A translation, "Eternity! tremendous Word, Home-striking Point, Heart-piercing Sword", by John Christian Jacobi appeared in 1722, translating 12 stanzas. "Eternity! terrific word", a translation of stanzas 1, 3, 12 and 16, appeared in the American Lutheran General Synod's Collection in 1850, possibly by William Morton Reynolds.

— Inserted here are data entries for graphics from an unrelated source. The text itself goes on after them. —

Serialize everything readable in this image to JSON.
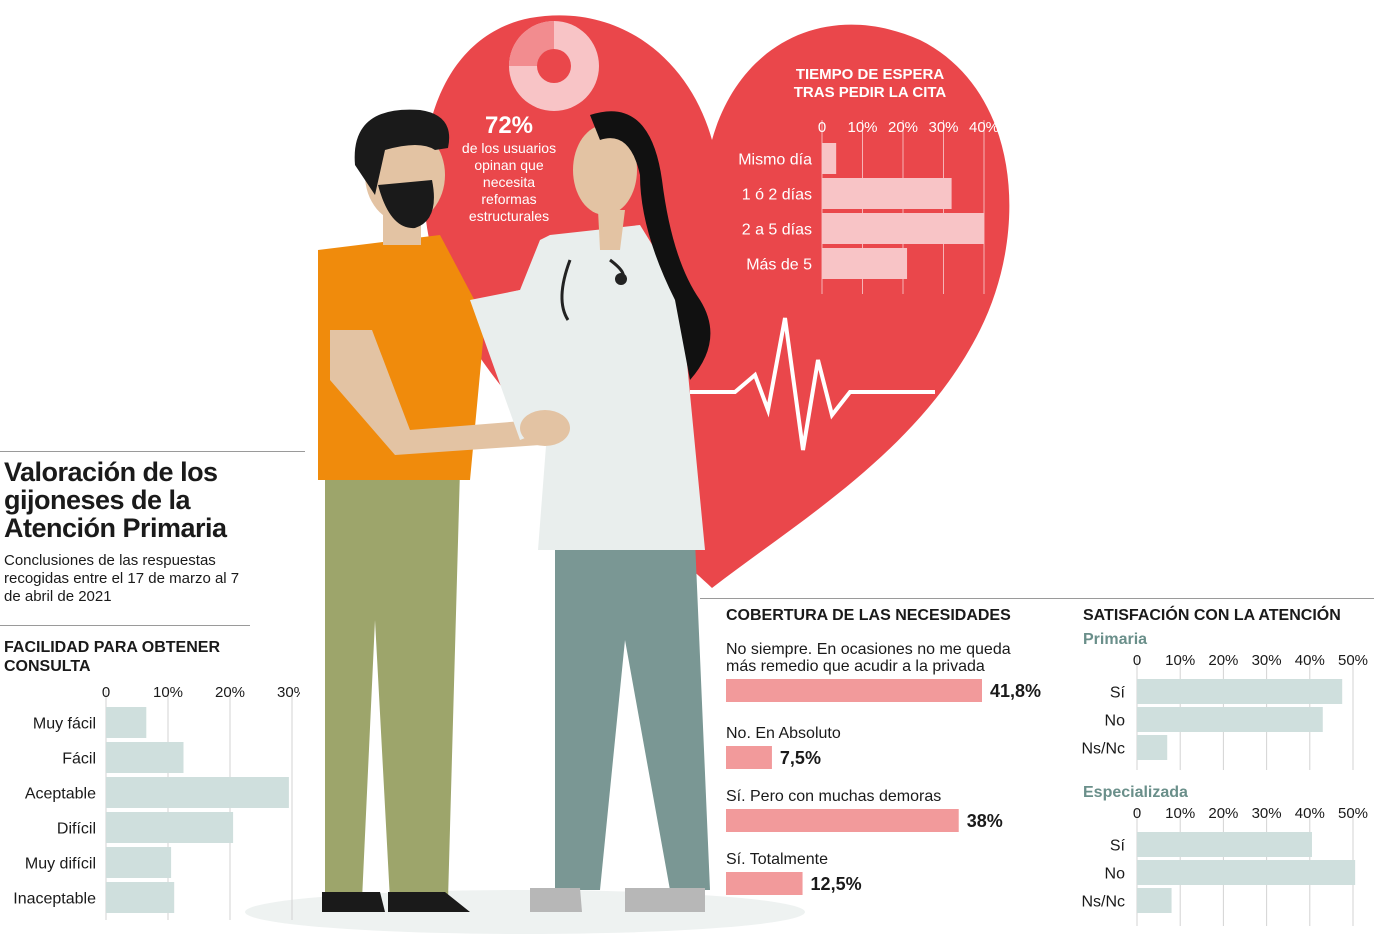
{
  "header": {
    "title": "Valoración de los gijoneses de la Atención Primaria",
    "subtitle": "Conclusiones de las respuestas recogidas entre el 17 de marzo al 7 de abril de 2021"
  },
  "annotation": {
    "percent": "72%",
    "text": "de los usuarios opinan que necesita reformas estructurales"
  },
  "colors": {
    "heart": "#ea474b",
    "heart_bar": "#f8c4c6",
    "coverage_bar": "#f29a9b",
    "teal_bar": "#cfdfdd",
    "teal_label": "#6a8f8a"
  },
  "chart_data": [
    {
      "type": "bar",
      "orientation": "horizontal",
      "title": "TIEMPO DE ESPERA TRAS PEDIR LA CITA",
      "categories": [
        "Mismo día",
        "1 ó 2 días",
        "2 a 5 días",
        "Más de 5"
      ],
      "values": [
        3.5,
        32,
        40,
        21
      ],
      "ticks": [
        "0",
        "10%",
        "20%",
        "30%",
        "40%"
      ],
      "xlim": [
        0,
        40
      ]
    },
    {
      "type": "bar",
      "orientation": "horizontal",
      "title": "FACILIDAD PARA OBTENER CONSULTA",
      "categories": [
        "Muy fácil",
        "Fácil",
        "Aceptable",
        "Difícil",
        "Muy difícil",
        "Inaceptable"
      ],
      "values": [
        6.5,
        12.5,
        29.5,
        20.5,
        10.5,
        11
      ],
      "ticks": [
        "0",
        "10%",
        "20%",
        "30%"
      ],
      "xlim": [
        0,
        30
      ]
    },
    {
      "type": "bar",
      "orientation": "horizontal",
      "title": "COBERTURA DE LAS NECESIDADES",
      "categories": [
        "No siempre. En ocasiones no me queda más remedio que acudir a la privada",
        "No. En Absoluto",
        "Sí. Pero con muchas demoras",
        "Sí. Totalmente"
      ],
      "values": [
        41.8,
        7.5,
        38,
        12.5
      ],
      "value_labels": [
        "41,8%",
        "7,5%",
        "38%",
        "12,5%"
      ]
    },
    {
      "type": "bar",
      "orientation": "horizontal",
      "title": "SATISFACIÓN CON LA ATENCIÓN",
      "subtitle": "Primaria",
      "categories": [
        "Sí",
        "No",
        "Ns/Nc"
      ],
      "values": [
        47.5,
        43,
        7
      ],
      "ticks": [
        "0",
        "10%",
        "20%",
        "30%",
        "40%",
        "50%"
      ],
      "xlim": [
        0,
        50
      ]
    },
    {
      "type": "bar",
      "orientation": "horizontal",
      "subtitle": "Especializada",
      "categories": [
        "Sí",
        "No",
        "Ns/Nc"
      ],
      "values": [
        40.5,
        50.5,
        8
      ],
      "ticks": [
        "0",
        "10%",
        "20%",
        "30%",
        "40%",
        "50%"
      ],
      "xlim": [
        0,
        50
      ]
    }
  ]
}
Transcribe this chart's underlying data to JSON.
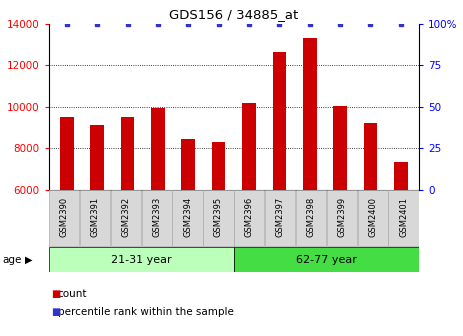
{
  "title": "GDS156 / 34885_at",
  "samples": [
    "GSM2390",
    "GSM2391",
    "GSM2392",
    "GSM2393",
    "GSM2394",
    "GSM2395",
    "GSM2396",
    "GSM2397",
    "GSM2398",
    "GSM2399",
    "GSM2400",
    "GSM2401"
  ],
  "counts": [
    9500,
    9100,
    9500,
    9950,
    8450,
    8300,
    10200,
    12650,
    13300,
    10050,
    9200,
    7350
  ],
  "percentiles": [
    100,
    100,
    100,
    100,
    100,
    100,
    100,
    100,
    100,
    100,
    100,
    100
  ],
  "bar_color": "#cc0000",
  "dot_color": "#3333cc",
  "ylim_left": [
    6000,
    14000
  ],
  "ylim_right": [
    0,
    100
  ],
  "yticks_left": [
    6000,
    8000,
    10000,
    12000,
    14000
  ],
  "yticks_right": [
    0,
    25,
    50,
    75,
    100
  ],
  "group1_label": "21-31 year",
  "group1_count": 6,
  "group2_label": "62-77 year",
  "group2_count": 6,
  "group1_color": "#bbffbb",
  "group2_color": "#44dd44",
  "age_label": "age",
  "legend_count_label": "count",
  "legend_pct_label": "percentile rank within the sample",
  "background_color": "#ffffff",
  "ticklabel_bg_color": "#d8d8d8",
  "ticklabel_border_color": "#aaaaaa"
}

It was reprinted in the Ohio Lutheran Hymnal of 1880. Another translation, "Eternity! most awful word" by Arthur Tozer Russell appeared in his Psalms & Hymns in 1851, based on stanzas 1, 2, 9 and 16. A fourth translation, "Eternity, thou word of fear", of stanzas 1, 9, 13 and 16 by Edward Thring was printed in the Uppingham and Sherborne School Hymn Book in 1874.

== Text ==
The text is in 16 stanzas of 8 lines each, with a rhyme scheme AABCCBDD. In a bar form, the stollen have three lines each, while the abgesang has only two lines. In the first edition, a title reads: "An earnest contemplation of the unending Eternity". It has been described as "an impressive and strongly coloured hymn".

== Musical settings ==
Georg Philipp Telemann composed a church cantata: O Ewigkeit, du Donnerwort in 1723. The hymn is used in several of Bach's cantatas. In O Ewigkeit, du Donnerwort, BWV 60, composed for the 24th Sunday after Trinity and first performed on 7 November 1723, the first stanza is used in the opening movement. O Ewigkeit, du Donnerwort, BWV 20, is a chorale cantata for the first Sunday after Trinity. Bach used three stanzas unchanged and the melody in three movements, and treated paraphrases of the other stanzas in recitatives and arias. It was the first cantata in his second cantata cycle which was meant to contain only chorale cantatas.
=== Organ settings ===
Organ preludes were written by Baroque composers such as Tobias Zeutschner, published in Musicalischer Vorschmack in Ratzeburg in 1683, Johann Gottfried Walther and Johann Tobias Krebs. In the 20th century, Sigfrid Karg-Elert set the hymn as No. 42 of his 66 Chorale improvisations for organ, published in 1909, and Felix Draeseke composed a chorale prelude the same year, among others.